4Les métamorphoses des mythologies antiques, conçues comme des châtiments, se rapprochent ainsi de la métempsychose qui consiste en des renaissances successives, dans l’esprit des religions hindouistes. Dans le chamanisme, au contraire, l’ethnologie occidentale a reconnu une capacité universelle du cerveau humain à entrer en transe et communiquer ainsi avec les esprits, en particulier ceux des animaux. La question de l’interprétation des peintures pariétales des différents continents a pu être abordée à partir de ce thème sans cependant prétendre généraliser cette interprétation aux différentes représentations animales de la préhistoire, tandis que le masque animal porté dans les cérémonies revêt parfois une importance majeure. Dans un autre domaine, l’assimilation des qualités d’un individu à celles d’un animal privilégié a conduit certains peuples d’Amérique du Nord et d’Afrique à placer des clans ou familles sous la protection de totems animaux, tandis qu’en général et de façon moins sacrée, les noms de personnes sont souvent associés à des noms d’animaux dont ils reprennent les qualités symboliques.
Aux origines des symboles de l’Occident : métamorphoses et hybridations dans les mythes et les religions
5La transformation d’un homme en animal est placée sous un jour le plus souvent négatif et menaçant, qu’elle soit complète chez les compagnons d’Ulysse, partielle et peut-être inachevée avec les sirènes (Chr. Mazet), centaures, sphinx et sphinges, ou encore temporaire avec le loup-garou, qui ressort de façon étonnante des sources juridiques (Ph. Nieto). Selon qu’on aborde l’Odyssée ou bien les Métamorphoses d’Ovide, par exemple en lien avec l’apparition des espèces (C. Lochin), les « monstres » – tels que le français les nomme – peuvent être regardés, d’un autre point de vue, comme la conséquence des amours des dieux. Les Métamorphoses sont aussi, du xive au xviie siècle, des textes moraux (Ovide moralisé).
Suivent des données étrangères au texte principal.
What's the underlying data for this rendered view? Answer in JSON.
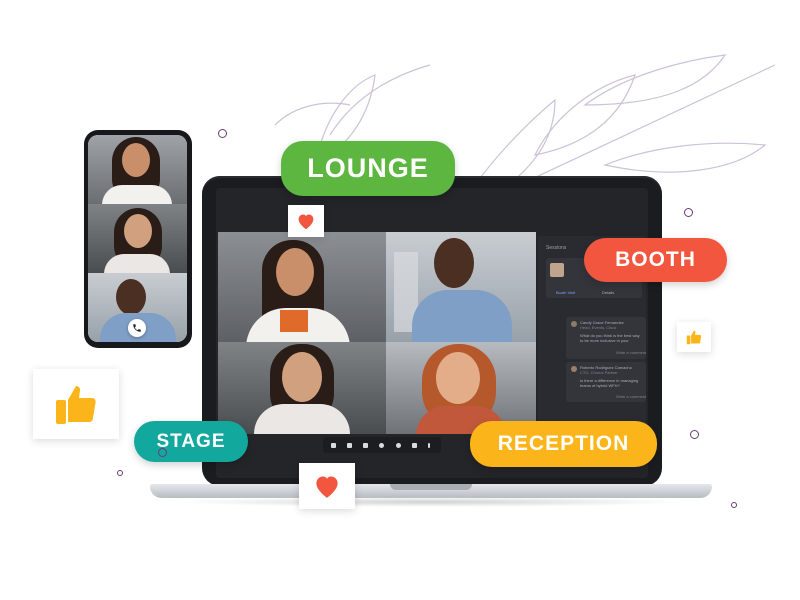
{
  "labels": {
    "lounge": "LOUNGE",
    "booth": "BOOTH",
    "stage": "STAGE",
    "reception": "RECEPTION"
  },
  "colors": {
    "lounge": "#5cb63f",
    "booth": "#f2563f",
    "stage": "#13a89e",
    "reception": "#fbb51b",
    "heart": "#f2563f",
    "thumb": "#fbb51b"
  },
  "panel": {
    "title": "Sessions",
    "booth_row": {
      "left": "Booth Visit",
      "right": "Details"
    },
    "messages": [
      {
        "name": "Candy Grace Fernandez",
        "meta": "Head, Events, Cisco",
        "text": "What do you think is the best way to be more inclusive in your company?",
        "action": "Write a comment"
      },
      {
        "name": "Roberto Rodriguez Camacho",
        "meta": "CTO, Chorus Partner",
        "text": "Is there a difference in managing teams of hybrid WFH?",
        "action": "Write a comment"
      }
    ]
  },
  "icons": {
    "heart_top": "heart-icon",
    "heart_bottom": "heart-icon",
    "thumb_left": "thumbs-up-icon",
    "thumb_right": "thumbs-up-icon",
    "call": "phone-icon"
  }
}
6Grâce à la qualité et au nombre des sources historiques et figurées, en particulier les vases grecs (Fr. Boudin), plusieurs communications des actes du présent congrès sont consacrées aux métamorphoses dans les religions de l’Antiquité classique et orientale (C. Mare), sans oublier le cas de l’adoption abordé par le thème des animaux servant de nourrices aux nouveau-nés, à commencer par la chèvre Amalthée dans la mythologie grecque (L. Romy-Regent). Moins connus peut-être, les mythes irlandais témoignent également du thème des métamorphoses (C. Cadoret).
L’animal vivant et mort dans les religions : l’animal de sacrifice
7La notion de règne animal, en relation avec le monde divin et la création, semble bien se répartir de part et d’autre de la frontière entre les religions issues de la Bible d’une part et les autres religions d’autre part. Ce n’est qu’à l’époque de Darwin que la notion de création, intimement liée à celle du péché originel qui la suit, est remise en cause (A. La Vergata).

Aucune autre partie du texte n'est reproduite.